In a weeklong training session that ended Friday, staff from a Cambodian institution that specialises in restoring safe conditions in mined areas shared their expertise with about 10 workers from the State Emergency Service of Ukraine. This included instruction on how to use Japan’s Advanced Landmine Imaging System (Alis) detectors at a minefield in the Cambodian province of Battambang.
Now Alis detectors will be supplied to Ukraine, Jica said.
Alis is a handheld device developed by professor Motoyuki Sato of Japan’s Tohoku University. It detects metal buried underground and creates an image on a screen, allowing operators to easily identify mines and clear them across a wide area.
The system offers distinct advantages over conventional metal detectors used to find mines. Because conventional detectors cannot distinguish between mines and other metal objects, teams waste considerable time removing harmless debris.
Other methods, such as using animals to sniff for mines or machines to detonate them, can be costly and not completely reliable. Areas must be guaranteed to be completely free of mines if they are to be habitable again.
According to Ukraine’s National Mine Action Authority, about 25% of the country’s land area may be littered with explosives such as mines and unexploded bombs, endangering about 5 million people. The affected areas are concentrated close to the border with Russia, but some are located near the capital, Kyiv, and elsewhere.
As a first step in the cooperative scheme to address the problem, Japan will provide four Alis devices to Ukraine, which are expected to be used in Kyiv.
The three-way cooperation was arranged through summits between Japan and Cambodia, as well as Cambodia and Ukraine.
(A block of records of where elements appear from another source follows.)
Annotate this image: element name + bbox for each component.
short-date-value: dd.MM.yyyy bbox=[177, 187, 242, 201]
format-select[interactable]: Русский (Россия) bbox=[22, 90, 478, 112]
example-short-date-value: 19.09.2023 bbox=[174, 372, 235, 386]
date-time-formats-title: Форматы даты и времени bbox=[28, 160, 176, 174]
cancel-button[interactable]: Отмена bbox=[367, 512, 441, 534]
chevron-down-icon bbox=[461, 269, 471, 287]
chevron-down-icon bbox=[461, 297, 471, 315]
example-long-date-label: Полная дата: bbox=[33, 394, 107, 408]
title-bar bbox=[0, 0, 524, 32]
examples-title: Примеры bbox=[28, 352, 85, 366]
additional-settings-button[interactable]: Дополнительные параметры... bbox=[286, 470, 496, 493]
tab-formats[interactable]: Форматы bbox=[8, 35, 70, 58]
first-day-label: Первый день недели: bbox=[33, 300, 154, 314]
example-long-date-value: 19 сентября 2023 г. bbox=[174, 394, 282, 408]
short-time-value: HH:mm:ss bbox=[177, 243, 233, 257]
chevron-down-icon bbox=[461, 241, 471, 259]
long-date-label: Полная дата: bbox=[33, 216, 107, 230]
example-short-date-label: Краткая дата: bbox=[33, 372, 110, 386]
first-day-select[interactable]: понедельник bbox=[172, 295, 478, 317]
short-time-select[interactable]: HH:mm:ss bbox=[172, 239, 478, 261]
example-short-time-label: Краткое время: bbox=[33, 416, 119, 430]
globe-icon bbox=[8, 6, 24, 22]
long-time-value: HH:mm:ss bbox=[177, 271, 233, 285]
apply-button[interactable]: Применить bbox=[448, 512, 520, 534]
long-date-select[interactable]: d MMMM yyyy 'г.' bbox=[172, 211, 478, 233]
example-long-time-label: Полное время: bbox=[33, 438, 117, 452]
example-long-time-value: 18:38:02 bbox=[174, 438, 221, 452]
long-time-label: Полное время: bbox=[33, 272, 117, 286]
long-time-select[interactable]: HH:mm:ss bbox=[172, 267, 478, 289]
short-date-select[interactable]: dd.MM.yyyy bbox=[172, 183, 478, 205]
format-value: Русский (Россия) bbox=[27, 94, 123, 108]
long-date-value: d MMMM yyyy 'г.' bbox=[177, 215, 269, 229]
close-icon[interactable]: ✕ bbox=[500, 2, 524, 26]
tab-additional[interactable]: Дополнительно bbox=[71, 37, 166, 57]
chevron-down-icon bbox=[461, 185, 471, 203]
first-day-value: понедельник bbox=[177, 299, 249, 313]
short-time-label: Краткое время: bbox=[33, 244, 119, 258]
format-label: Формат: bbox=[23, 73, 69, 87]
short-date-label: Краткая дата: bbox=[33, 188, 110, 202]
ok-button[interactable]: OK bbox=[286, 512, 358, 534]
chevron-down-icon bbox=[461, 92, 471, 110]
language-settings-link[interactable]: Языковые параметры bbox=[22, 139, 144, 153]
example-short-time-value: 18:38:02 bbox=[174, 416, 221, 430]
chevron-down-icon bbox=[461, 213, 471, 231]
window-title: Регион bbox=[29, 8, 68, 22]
The training program is being spearheaded by the Japanese government and Jica, and will continue in Japan, Poland and Ukraine.
“It’s important that the entire international community shows support, not just Japan or the G-7,” said a Japanese foreign ministry official, referring to the Group of Seven advanced economies. “We believe it is meaningful that we can support Ukraine’s restoration together with Cambodia,” the official said.
The US, the European Union and others are also supporting demining efforts in Ukraine, and Japan is coordinating with them to avoid overlap. The “needs are massive,” ranging from necessities like detection devices and trucks, to helmets and protective vests for staff, a Jica staff member said.
Clearing explosives will be the “basic premise” of efforts to reconstruct the country, the foreign ministry official emphasised. The ministry secured ¥60 billion (US$467 million) in a supplementary budget last month to be used to assist Ukraine and nearby countries, with the funds going to support mine removal.